Roll Call is a three part exhibition series of new media works created by interdisciplinary artists in the Midwest and curated by Bryn Jackson and Jenn Cooper. For three weeks in July, Roll Call will promote three different unique spaces with different artists at each exhibit. For the third and final exhibit coming up this Saturday the 21st, Roll Call 3 will showcase a unique sonic, visual, and movement-oriented showing. Read on to hear from the two curators as well as board member, Katie Norman, of their take on Roll Call 3.
What can people expect from this weekend’s show?
Co-Curator Bryn Jackson: This Saturday is the finale of the three part Roll Call exhibition series. For this weekend’s edition, guests can expect a sonic frequency and movement workshop by JCSpaceRadio, a video by Keeley Haftner, performances by Amelia Charter and Mitsu Salmon, and conceptual catering by Nathan Braunfeld.
Co-Curator Jenn Cooper: This weekend’s Roll Call will feature performance and timed based works pared with conceptual catering. These works will be unique engagements with new media content. Additionally, an artist panel will conclude the evening’s events.
Is there a collective concept for the three shows being put on by Roll Call?

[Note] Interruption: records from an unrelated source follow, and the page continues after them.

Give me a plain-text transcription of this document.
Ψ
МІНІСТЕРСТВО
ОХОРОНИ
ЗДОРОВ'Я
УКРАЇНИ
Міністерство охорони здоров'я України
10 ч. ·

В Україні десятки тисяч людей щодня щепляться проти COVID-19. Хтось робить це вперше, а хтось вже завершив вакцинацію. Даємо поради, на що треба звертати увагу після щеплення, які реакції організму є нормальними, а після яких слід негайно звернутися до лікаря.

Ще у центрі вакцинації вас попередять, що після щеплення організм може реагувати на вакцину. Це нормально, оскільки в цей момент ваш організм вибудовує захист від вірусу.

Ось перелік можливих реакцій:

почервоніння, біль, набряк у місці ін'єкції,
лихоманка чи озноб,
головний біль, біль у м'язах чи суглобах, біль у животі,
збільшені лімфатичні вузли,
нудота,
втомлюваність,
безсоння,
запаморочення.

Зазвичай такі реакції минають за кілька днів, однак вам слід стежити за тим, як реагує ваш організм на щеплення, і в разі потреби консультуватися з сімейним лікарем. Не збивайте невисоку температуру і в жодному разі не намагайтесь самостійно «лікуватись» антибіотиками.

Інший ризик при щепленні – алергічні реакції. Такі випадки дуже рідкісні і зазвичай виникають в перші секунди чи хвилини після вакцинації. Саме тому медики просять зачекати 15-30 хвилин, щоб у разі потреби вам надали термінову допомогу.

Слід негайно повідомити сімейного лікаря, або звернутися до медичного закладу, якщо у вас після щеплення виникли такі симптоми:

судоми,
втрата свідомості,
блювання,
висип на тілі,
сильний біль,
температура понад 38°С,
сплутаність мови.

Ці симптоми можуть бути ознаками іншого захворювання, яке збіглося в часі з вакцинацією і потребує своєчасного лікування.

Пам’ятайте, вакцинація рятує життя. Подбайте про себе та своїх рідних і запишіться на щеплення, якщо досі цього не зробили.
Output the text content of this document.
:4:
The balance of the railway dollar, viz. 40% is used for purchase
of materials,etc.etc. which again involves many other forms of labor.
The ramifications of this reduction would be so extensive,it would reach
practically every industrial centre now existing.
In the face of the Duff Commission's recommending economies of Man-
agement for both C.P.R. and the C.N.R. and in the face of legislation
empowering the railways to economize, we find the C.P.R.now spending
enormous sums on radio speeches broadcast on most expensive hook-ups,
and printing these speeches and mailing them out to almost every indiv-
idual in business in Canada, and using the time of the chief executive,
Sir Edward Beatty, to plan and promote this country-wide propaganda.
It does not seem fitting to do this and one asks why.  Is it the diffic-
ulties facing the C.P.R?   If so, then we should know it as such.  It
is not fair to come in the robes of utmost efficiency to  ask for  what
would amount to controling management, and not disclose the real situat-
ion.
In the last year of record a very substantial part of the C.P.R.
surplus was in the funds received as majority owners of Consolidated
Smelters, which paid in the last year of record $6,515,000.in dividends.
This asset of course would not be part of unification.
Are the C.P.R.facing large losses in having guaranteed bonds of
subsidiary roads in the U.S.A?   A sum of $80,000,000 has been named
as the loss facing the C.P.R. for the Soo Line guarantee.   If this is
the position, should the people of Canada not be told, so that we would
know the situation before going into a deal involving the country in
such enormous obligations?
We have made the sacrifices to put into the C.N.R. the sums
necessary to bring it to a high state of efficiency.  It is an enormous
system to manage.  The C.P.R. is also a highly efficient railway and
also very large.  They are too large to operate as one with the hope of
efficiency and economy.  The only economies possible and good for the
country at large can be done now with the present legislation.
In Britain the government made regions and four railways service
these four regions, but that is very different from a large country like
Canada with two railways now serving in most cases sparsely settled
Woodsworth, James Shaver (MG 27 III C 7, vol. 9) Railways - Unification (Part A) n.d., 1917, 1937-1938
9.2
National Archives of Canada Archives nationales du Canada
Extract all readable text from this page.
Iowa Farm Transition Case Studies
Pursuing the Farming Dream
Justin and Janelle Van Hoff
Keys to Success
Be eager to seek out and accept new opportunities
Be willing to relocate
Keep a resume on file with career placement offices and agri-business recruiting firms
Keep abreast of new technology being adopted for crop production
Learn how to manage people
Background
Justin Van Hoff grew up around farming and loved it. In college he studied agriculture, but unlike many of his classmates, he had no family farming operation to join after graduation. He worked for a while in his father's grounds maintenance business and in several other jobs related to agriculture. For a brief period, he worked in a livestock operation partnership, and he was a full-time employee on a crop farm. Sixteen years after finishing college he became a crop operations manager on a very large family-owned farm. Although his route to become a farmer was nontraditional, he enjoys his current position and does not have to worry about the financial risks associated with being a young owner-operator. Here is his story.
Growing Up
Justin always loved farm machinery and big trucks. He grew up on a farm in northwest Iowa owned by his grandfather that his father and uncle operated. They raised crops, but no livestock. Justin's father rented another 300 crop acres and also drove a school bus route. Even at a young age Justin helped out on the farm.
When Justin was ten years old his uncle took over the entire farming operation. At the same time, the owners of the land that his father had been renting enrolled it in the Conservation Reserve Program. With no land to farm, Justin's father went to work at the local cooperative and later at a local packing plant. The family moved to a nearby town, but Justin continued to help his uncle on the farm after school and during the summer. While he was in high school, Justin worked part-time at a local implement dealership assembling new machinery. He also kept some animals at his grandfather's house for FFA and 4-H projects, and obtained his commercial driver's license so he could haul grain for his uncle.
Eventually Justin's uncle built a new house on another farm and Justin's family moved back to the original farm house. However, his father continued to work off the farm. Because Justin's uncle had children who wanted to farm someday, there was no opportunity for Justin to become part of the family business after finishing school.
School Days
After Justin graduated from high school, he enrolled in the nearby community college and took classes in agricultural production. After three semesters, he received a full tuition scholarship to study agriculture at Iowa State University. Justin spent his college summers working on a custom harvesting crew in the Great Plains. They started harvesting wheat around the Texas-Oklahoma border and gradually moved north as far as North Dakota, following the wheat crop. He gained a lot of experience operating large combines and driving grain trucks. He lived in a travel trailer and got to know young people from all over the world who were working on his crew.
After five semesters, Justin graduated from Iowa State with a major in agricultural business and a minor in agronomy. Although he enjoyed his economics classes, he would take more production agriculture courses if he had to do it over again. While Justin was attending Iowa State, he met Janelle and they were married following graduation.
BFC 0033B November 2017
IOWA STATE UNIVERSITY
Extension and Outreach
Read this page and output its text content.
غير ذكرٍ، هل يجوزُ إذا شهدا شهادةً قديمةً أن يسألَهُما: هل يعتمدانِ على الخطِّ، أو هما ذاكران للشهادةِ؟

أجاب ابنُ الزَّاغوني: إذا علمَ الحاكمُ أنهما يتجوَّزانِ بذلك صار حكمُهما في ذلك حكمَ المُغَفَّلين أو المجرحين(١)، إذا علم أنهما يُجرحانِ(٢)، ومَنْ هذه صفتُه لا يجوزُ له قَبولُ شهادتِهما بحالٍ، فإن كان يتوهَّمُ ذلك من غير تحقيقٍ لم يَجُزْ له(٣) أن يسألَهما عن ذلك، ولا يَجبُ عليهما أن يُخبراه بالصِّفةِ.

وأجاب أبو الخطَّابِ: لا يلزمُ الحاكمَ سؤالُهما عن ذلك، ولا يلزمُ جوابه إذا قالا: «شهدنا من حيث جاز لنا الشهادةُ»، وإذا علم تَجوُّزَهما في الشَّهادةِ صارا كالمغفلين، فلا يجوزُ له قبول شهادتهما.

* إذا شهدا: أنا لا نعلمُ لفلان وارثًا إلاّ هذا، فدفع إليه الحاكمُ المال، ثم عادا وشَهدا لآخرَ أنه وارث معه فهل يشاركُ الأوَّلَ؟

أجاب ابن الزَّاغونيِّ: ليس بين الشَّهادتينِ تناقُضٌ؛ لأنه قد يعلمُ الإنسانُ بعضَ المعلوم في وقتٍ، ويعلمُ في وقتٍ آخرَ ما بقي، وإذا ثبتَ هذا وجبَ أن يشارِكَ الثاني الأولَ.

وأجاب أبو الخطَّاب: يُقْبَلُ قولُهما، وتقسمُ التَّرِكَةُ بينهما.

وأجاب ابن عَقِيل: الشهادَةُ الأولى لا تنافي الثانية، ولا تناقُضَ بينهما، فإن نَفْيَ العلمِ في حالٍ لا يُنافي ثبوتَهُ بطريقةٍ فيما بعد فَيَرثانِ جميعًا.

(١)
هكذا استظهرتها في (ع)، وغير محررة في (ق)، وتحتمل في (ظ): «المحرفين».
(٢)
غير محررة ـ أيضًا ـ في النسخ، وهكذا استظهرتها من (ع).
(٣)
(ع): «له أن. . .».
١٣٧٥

Co-Curator Bryn Jackson: This series has been entirely organized around the theme of Presence. When Jenn and I were initially thinking about Roll Call, we were both working with ideas of what it means to be here in this moment and how that’s affected by technological advancement and the development of systems so massive, it’s difficult to perceive them because of sheer scale. We found that many of the artists we wanted to work with were also grappling with themes like family, personal and collective memory, identity, economy, and the environment. All of these concepts ultimately complicated and contributed to the overarching theme, which has made the series really rewarding to those who are willing to dive in and ask questions.
Co-Curator Jenn Cooper: We began the series with the inquiry, “what does it mean to be present?” We were interested in exploring the relationship technology is playing in our lives and practice, which has manifest in sculpture, video, performance, virtual reality, and robotics.
There seems to be a quite a bit of local galleries doing weekly shows. How is this different/better than say keeping them open for a month?
Co-Curator Jenn Cooper: Ideal for our series, the three iterations of Roll Call allowed for each gallery to exhibit a tightly curated set of works unique and in conversation with each space. This has presented a dynamic set of environments in which artists and audience can engage with the concept of presence. The weekly roll out of Roll Call exhibitions has allowed for each involved work time and space for its presence within the conversation.
What makes the Oilwick showing unique?
Oilwick Board Member Katie Norman: The Oilwick is an open and raw space with a large gallery and lots of character. With performance work I think that you will see artists begin to react to that. The other Roll Call shows were mostly exhibition format where anyone can walk in and out of the space. This show will be a lot less about what is going on on the walls and much more about presenting the audience with an experience that will progress and transform throughout the night.